Ein Raunen ging durch die Reihen der Anwesenden. Eine grosse Belohnung wartet auf Horio. Er sah auf. Kenshin hatte sich völlig hinter seinen Fächer zurückgezogen und sein Hofstaat sah furchtvoll und finster drein. Hōjō war wohl doch ein wirklich starker Samurai gewesen und selbst tot schien er den Anwesenden noch Angst zu machen.

Ein Mitglied der fürstlichen Garde trat neben Horio, der noch hinter der Holzkiste kniete.

„Du Wahnsinniger!“ zischte der Samurai. „Das ist nicht Hōjō Ujiyasu, sondern Nagao Harukage, der Bruder des Kenshin. Ein harmloser Mönch!“

Horio schloss die Kiste schnell wieder und sah hoch zu seinem Herrn. Der hatte den Fächer beiseite genommen und starrte Horio voller Hass an.

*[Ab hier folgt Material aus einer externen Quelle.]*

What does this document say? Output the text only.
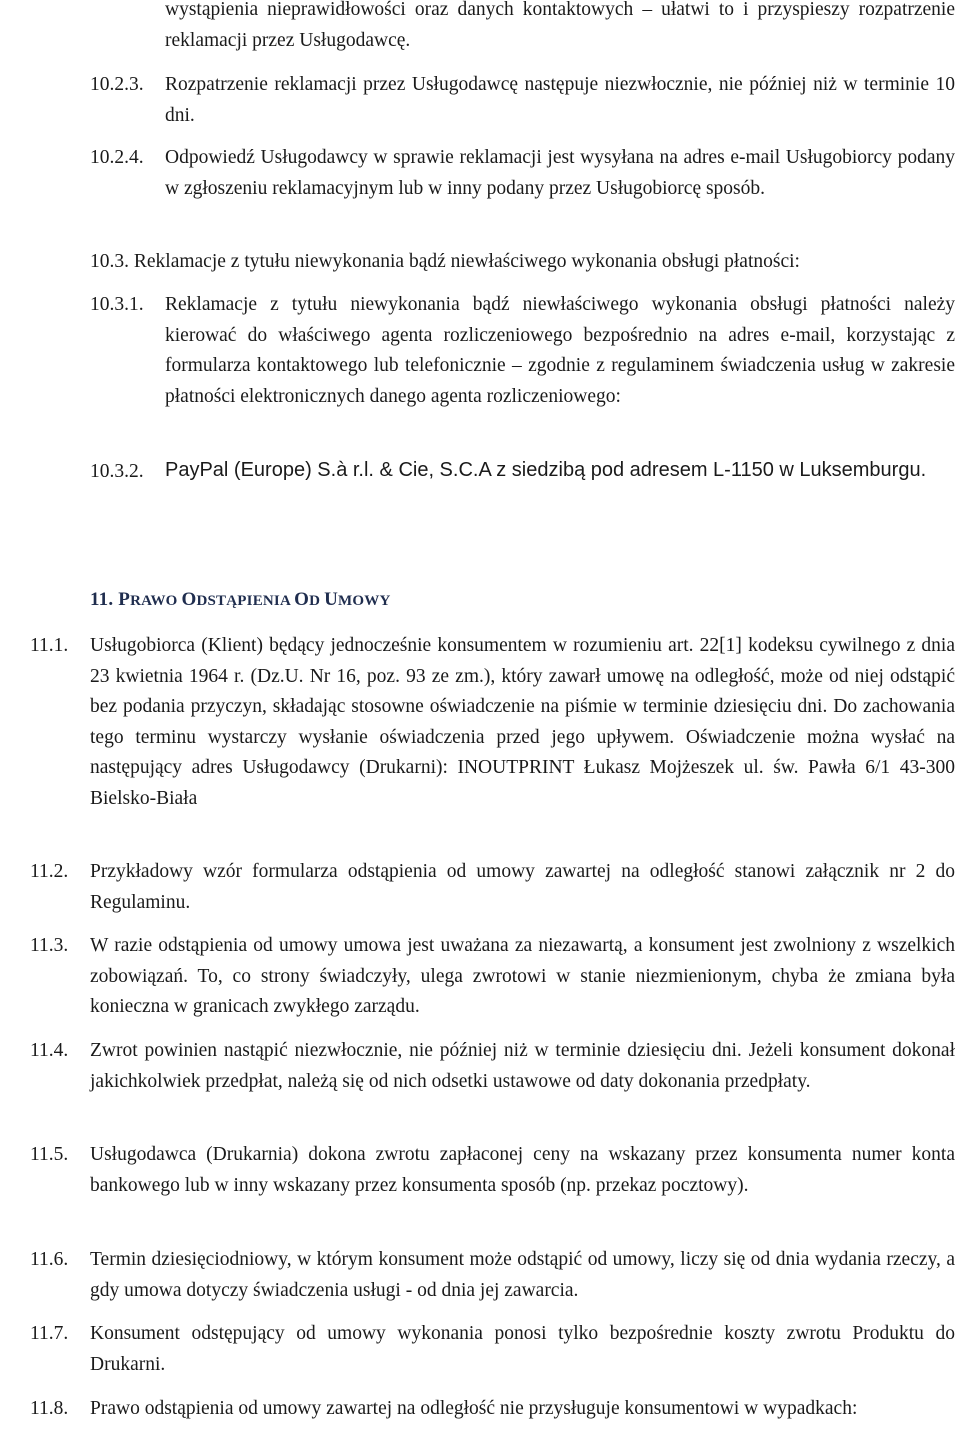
wystąpienia nieprawidłowości oraz danych kontaktowych – ułatwi to i przyspieszy rozpatrzenie reklamacji przez Usługodawcę.
10.2.3. Rozpatrzenie reklamacji przez Usługodawcę następuje niezwłocznie, nie później niż w terminie 10 dni.
10.2.4. Odpowiedź Usługodawcy w sprawie reklamacji jest wysyłana na adres e-mail Usługobiorcy podany w zgłoszeniu reklamacyjnym lub w inny podany przez Usługobiorcę sposób.
10.3. Reklamacje z tytułu niewykonania bądź niewłaściwego wykonania obsługi płatności:
10.3.1. Reklamacje z tytułu niewykonania bądź niewłaściwego wykonania obsługi płatności należy kierować do właściwego agenta rozliczeniowego bezpośrednio na adres e-mail, korzystając z formularza kontaktowego lub telefonicznie – zgodnie z regulaminem świadczenia usług w zakresie płatności elektronicznych danego agenta rozliczeniowego:
10.3.2. PayPal (Europe) S.à r.l. & Cie, S.C.A z siedzibą pod adresem L-1150 w Luksemburgu.
11. PRAWO ODSTĄPIENIA OD UMOWY
11.1. Usługobiorca (Klient) będący jednocześnie konsumentem w rozumieniu art. 22[1] kodeksu cywilnego z dnia 23 kwietnia 1964 r. (Dz.U. Nr 16, poz. 93 ze zm.), który zawarł umowę na odległość, może od niej odstąpić bez podania przyczyn, składając stosowne oświadczenie na piśmie w terminie dziesięciu dni. Do zachowania tego terminu wystarczy wysłanie oświadczenia przed jego upływem. Oświadczenie można wysłać na następujący adres Usługodawcy (Drukarni): INOUTPRINT Łukasz Mojżeszek ul. św. Pawła 6/1 43-300 Bielsko-Biała
11.2. Przykładowy wzór formularza odstąpienia od umowy zawartej na odległość stanowi załącznik nr 2 do Regulaminu.
11.3. W razie odstąpienia od umowy umowa jest uważana za niezawartą, a konsument jest zwolniony z wszelkich zobowiązań. To, co strony świadczyły, ulega zwrotowi w stanie niezmienionym, chyba że zmiana była konieczna w granicach zwykłego zarządu.
11.4. Zwrot powinien nastąpić niezwłocznie, nie później niż w terminie dziesięciu dni. Jeżeli konsument dokonał jakichkolwiek przedpłat, należą się od nich odsetki ustawowe od daty dokonania przedpłaty.
11.5. Usługodawca (Drukarnia) dokona zwrotu zapłaconej ceny na wskazany przez konsumenta numer konta bankowego lub w inny wskazany przez konsumenta sposób (np. przekaz pocztowy).
11.6. Termin dziesięciodniowy, w którym konsument może odstąpić od umowy, liczy się od dnia wydania rzeczy, a gdy umowa dotyczy świadczenia usługi - od dnia jej zawarcia.
11.7. Konsument odstępujący od umowy wykonania ponosi tylko bezpośrednie koszty zwrotu Produktu do Drukarni.
11.8. Prawo odstąpienia od umowy zawartej na odległość nie przysługuje konsumentowi w wypadkach:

In diesem Moment wusste Horio, dass man ihm nicht einmal das Seppuku lassen würde und seine Kinder von nun in Armut und Schande aufwachsen würde.

Aber Horio war ein guter Kämpfer, auch wenn man ihm bisher wenig Gelegenheit gegeben hatte das unter Beweis zu stellen. Noch bevor ihm die Leibwache des Fürsten den Kopf abtrennen konnte, hatte er mit rascher Hand sein Wakizashi gezogen und sich die Klinge quer durch den Bauch gezogen. Vielleicht zählte das ja irgendwie.